Marine Le Pen a rongé son frein pendant sept longues heures, mercredi 2 octobre, avant de pouvoir dire ce qu’elle avait sur le cœur, un peu avant 21 heures. La présidente du tribunal, Bénédicte de Perthuis, a un calendrier, et s’y tient.
Il était question pour l’ancienne présidente du Rassemblement national (RN, Front national au moment de faits, FN) de donner « quelques éléments de contexte » au procès des assistants du Parlement européen qui s’est ouvert lundi à Paris. Le FN y est accusé d’avoir profité du budget européen pour « nourrir » le parti.
Le tribunal a projeté des tableaux qui démontrent, pour l’accusation, que les 27 prévenus ont détourné 3 213 000 euros de 2004 à 2016. Mais l’affaire est complexe, et le RN, personne morale, si l’on peut dire, est aussi poursuivi pour « complicité et recel de détournement de fonds publics ». Il doit donc répondre, aussi, des contrats d’assistants parlementaires qui n’ont pas été individuellement poursuivis : la note s’élève du coup à 4 503 000 euros. Stupeur des avocats à qui avaient échappé ces lignes décisives de l’acte d’accusation.
Autre déconvenue, la période de prévention, celle durant laquelle les faits sont poursuivis, pourrait être étendue : le parquet va prendre de nouvelles réquisitions. Au grand dam de Marine Le Pen : « Nous avons été interrogés sur une prévention précise par le juge d’instruction, a dit la députée, et aujourd’hui on nous dit que ça va peut-être être cinq ans avant ou cinq ans après ! » Elle souhaitait aussi indiquer qu’il y avait dans le dossier « énormément d’idées préconçues, qui ont été fabriquées par la partie civile [le Parlement européen]. On a essayé de nous engager dans un tunnel dont on ne peut pas ressortir ».
L’administration « fait des erreurs »
La présidente du RN assure que « la direction du Parlement européen n’est pas neutre, elle est politique ». D’ailleurs l’administration, « on a l’impression qu’elle est ceinte de blanc, mais elle fait des erreurs comme toutes les administrations », en perdant par exemple des dossiers. Elle estime ensuite « qu’il serait malheureux de ne pas admettre que nous sommes la bête noire du Parlement européen : l’idée qu’il puisse y avoir des députés qui s’opposent à cette construction-là de l’Union européenne, c’est quelque chose qui dérange, alors que nous sommes élus pour ça ».

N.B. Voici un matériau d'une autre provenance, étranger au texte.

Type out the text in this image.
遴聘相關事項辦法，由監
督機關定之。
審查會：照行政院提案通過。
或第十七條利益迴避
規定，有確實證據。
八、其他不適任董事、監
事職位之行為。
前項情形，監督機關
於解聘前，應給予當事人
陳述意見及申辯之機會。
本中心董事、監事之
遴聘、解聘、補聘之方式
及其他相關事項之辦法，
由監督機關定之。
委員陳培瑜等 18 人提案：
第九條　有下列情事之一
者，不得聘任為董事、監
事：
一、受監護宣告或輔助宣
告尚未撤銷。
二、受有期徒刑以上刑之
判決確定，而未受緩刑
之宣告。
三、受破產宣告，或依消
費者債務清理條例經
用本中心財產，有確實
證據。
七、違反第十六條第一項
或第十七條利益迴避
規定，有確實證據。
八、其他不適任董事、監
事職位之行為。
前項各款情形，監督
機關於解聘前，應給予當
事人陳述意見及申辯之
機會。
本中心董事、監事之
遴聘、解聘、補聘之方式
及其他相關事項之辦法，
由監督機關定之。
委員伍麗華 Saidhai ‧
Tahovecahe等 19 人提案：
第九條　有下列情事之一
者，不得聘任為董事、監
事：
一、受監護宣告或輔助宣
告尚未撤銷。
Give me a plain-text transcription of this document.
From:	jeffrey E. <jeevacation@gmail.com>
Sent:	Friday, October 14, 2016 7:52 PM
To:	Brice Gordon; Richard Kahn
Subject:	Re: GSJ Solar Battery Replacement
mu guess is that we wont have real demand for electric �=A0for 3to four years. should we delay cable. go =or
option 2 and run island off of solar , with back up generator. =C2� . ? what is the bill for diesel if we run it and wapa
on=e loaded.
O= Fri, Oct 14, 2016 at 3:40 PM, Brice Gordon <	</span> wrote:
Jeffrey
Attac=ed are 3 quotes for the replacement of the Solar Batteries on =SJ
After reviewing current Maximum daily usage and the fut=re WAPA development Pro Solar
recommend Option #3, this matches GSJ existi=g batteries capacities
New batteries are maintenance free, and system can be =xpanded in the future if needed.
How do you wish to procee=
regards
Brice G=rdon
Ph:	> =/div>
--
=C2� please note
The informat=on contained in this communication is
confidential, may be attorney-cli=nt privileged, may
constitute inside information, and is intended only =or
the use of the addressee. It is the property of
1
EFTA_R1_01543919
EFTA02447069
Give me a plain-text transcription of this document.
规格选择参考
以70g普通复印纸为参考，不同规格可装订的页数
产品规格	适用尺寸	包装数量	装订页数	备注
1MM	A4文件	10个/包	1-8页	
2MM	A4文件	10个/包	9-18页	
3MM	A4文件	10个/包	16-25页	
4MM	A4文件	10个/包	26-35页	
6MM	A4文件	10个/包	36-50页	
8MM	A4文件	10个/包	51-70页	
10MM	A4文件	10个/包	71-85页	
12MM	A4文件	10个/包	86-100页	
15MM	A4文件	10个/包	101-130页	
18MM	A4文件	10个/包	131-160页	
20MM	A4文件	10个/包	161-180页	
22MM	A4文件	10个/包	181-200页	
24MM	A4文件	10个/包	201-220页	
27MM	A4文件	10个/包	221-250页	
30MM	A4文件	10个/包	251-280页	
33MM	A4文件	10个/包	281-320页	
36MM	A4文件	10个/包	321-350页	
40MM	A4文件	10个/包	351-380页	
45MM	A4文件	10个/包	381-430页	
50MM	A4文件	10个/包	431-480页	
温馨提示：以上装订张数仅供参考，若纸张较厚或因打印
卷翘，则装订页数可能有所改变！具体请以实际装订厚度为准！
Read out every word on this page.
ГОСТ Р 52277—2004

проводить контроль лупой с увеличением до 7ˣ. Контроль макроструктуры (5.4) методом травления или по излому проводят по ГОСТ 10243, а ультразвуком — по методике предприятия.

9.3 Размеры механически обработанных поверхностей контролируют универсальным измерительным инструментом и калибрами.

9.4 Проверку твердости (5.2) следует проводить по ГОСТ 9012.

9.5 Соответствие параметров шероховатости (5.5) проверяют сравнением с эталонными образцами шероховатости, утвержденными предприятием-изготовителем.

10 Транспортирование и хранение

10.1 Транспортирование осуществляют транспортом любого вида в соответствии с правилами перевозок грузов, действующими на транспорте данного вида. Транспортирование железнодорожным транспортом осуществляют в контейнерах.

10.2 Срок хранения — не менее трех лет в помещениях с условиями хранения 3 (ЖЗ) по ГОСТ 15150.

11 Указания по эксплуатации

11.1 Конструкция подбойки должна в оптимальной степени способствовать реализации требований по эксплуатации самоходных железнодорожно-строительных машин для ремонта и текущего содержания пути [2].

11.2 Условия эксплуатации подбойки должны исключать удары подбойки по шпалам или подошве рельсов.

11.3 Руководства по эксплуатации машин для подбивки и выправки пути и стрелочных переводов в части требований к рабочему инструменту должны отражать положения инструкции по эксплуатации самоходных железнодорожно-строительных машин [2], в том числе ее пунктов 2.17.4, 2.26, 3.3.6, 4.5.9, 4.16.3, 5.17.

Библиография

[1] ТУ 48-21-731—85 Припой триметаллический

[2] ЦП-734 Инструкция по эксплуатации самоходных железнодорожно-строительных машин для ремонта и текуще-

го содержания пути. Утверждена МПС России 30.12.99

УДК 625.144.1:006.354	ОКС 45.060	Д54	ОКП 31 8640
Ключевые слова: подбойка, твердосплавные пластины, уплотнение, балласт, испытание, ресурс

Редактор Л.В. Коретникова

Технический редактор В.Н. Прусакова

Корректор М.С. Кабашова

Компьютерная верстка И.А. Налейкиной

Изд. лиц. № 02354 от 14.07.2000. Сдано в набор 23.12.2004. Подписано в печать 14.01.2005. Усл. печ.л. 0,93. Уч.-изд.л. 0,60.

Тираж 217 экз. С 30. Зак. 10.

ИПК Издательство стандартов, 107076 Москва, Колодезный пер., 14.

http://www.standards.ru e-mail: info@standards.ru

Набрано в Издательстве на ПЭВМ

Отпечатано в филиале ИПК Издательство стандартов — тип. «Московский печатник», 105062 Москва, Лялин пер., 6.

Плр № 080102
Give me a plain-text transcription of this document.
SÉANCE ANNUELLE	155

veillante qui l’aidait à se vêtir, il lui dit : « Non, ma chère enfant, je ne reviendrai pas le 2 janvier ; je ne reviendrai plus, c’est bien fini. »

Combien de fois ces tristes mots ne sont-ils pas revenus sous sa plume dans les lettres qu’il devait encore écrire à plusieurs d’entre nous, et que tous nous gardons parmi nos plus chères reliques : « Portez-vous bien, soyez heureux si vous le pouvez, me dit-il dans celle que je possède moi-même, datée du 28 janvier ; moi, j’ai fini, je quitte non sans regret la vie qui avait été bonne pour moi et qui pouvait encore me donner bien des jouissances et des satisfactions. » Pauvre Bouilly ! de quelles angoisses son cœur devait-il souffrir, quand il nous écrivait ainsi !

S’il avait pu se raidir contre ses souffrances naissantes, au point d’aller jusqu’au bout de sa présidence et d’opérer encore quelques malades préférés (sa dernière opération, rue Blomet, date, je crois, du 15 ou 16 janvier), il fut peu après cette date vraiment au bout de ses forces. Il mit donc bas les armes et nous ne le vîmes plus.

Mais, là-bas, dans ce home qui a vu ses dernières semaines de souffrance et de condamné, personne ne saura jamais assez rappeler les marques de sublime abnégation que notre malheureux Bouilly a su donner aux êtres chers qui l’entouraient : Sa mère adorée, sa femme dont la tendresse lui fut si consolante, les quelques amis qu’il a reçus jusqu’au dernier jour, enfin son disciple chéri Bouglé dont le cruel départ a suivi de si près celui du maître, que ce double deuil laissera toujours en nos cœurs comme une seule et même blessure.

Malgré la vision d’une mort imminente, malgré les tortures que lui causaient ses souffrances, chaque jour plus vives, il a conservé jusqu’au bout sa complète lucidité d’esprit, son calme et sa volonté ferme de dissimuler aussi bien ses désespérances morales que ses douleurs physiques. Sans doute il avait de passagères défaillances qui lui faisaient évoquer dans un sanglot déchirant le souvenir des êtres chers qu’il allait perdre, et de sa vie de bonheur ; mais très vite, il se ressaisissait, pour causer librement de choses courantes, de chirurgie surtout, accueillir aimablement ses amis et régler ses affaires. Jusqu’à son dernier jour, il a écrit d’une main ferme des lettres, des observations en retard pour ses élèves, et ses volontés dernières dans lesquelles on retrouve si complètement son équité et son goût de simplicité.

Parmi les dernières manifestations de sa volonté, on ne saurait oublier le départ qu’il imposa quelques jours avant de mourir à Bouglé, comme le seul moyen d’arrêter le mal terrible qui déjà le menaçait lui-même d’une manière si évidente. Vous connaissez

Suit un réquisitoire sévère contre les enquêteurs de l’Office européen de lutte antifraude (OLAF), à l’origine de l’enquête, qui aurait « impulsé ses idées au Parlement, qui les a impulsées dans l’instruction judiciaire ». L’Office aurait attendu juin 2014, lorsque les députés européens RN sont passés de 3 à 24, pour lancer une enquête sur le parti, avant, en plein mois de juillet de l’année suivante, de suspendre le traitement de tous les assistants du FN – pour finalement n’en suspendre que six.